Ce soir, visite chez Preeti. Un repas qui n’en finit pas, qui visite toutes les spécialités indiennes, notre jeune amie et sa sœur et sa mère proposent, proposent encore, «djada lo, djada lo (1), n’est-ce pas bon ?» Mais comment tout goûter, tout apprécier, il y en a tant, nous refusons poliment. Mais c’est peine perdue. Inviter en Inde n’est pas inviter en Belgique ou ailleurs.

 

Celui qui reçoit se tient à l’écart tandis que la table n’est dressée que pour le visiteur, tantôt la maîtresse de maison quitte la pièce, tantôt elle reste debout autour de vous, à recommander telle ou telle spécialité, à guetter la fin de votre dégustation pour amener un nouveau plat. Nous mangeons donc entre nous, surpris par cette coutume, car c’est avec plaisir que nous nous livrerions au bavardage avec Preeti et sa famille.

 

Aux filles, elle offre un bracelet, et à tous une image pieuse.
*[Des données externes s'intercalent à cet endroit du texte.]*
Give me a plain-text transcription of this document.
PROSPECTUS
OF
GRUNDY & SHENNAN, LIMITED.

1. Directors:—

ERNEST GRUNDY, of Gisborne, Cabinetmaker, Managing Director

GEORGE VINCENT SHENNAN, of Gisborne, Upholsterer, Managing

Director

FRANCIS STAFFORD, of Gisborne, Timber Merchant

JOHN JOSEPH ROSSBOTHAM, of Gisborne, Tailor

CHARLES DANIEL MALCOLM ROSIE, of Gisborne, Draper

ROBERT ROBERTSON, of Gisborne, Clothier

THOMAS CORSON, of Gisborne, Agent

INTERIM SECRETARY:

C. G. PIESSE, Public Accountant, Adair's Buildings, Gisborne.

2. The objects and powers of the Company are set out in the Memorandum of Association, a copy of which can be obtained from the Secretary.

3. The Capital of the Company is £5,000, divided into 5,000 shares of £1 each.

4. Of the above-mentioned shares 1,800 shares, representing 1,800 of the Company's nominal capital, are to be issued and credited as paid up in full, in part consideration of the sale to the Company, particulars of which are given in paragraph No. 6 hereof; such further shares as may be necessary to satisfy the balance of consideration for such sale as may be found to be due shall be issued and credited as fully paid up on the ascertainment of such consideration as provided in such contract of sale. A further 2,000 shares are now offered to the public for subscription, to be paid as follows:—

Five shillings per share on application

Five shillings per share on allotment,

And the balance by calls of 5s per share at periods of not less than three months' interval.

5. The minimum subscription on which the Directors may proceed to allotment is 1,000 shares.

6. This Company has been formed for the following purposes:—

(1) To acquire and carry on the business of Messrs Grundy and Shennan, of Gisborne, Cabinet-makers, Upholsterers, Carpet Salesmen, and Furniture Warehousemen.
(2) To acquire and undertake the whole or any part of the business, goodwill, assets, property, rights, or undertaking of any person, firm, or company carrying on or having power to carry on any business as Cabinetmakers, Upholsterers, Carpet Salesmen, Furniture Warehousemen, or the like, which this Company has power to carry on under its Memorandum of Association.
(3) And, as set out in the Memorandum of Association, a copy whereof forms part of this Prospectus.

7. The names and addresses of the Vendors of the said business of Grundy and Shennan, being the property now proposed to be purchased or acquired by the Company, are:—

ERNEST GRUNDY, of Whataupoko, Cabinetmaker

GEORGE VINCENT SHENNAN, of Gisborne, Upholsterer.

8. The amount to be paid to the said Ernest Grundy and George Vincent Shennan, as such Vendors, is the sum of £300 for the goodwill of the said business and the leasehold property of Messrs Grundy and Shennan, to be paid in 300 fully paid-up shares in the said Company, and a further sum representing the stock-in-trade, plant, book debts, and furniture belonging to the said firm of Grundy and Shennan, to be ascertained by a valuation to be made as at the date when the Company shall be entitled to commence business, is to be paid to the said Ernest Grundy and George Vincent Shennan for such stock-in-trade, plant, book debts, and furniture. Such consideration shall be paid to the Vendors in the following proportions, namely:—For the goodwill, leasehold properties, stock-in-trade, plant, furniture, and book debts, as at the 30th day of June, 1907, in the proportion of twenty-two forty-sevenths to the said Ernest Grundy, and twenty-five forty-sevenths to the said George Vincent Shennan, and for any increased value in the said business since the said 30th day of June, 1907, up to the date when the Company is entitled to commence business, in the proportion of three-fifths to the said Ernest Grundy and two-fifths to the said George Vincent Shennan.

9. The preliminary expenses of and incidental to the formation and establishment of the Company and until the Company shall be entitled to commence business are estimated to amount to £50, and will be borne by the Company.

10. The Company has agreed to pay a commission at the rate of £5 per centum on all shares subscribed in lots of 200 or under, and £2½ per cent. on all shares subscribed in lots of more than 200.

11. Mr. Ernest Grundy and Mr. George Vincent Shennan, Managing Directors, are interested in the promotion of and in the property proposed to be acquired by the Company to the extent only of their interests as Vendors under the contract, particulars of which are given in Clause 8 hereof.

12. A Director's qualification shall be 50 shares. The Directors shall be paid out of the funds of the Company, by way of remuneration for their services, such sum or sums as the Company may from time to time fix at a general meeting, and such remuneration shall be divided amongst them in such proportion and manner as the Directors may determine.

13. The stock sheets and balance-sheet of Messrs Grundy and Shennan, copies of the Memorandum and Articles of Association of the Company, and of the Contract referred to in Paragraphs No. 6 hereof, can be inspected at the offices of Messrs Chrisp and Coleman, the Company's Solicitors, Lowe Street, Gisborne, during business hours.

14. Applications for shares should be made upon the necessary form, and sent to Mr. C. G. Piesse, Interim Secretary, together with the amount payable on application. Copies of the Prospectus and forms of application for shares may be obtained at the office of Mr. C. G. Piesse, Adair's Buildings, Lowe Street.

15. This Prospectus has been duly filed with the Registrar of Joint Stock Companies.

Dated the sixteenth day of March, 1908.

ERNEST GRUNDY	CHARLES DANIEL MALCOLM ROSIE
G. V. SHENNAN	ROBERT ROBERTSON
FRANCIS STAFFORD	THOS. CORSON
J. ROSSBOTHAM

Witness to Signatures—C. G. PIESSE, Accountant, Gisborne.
Nous sommes dorlottés comme des rois, comment les remercier pour tant d’amitié, tant d’hospitalité ? Nous les saluons avant de retrouver les rues étroites et sombres du bidonville. «Soyez prudents… Revenez nous voir bientôt !» Nous nous reverrons, oui, dès notre retour, dans deux ou trois ans, selon l’évolution du projet. Nous nous reverrons…



[1] En hindi, «Prenez plus, prenez plus !»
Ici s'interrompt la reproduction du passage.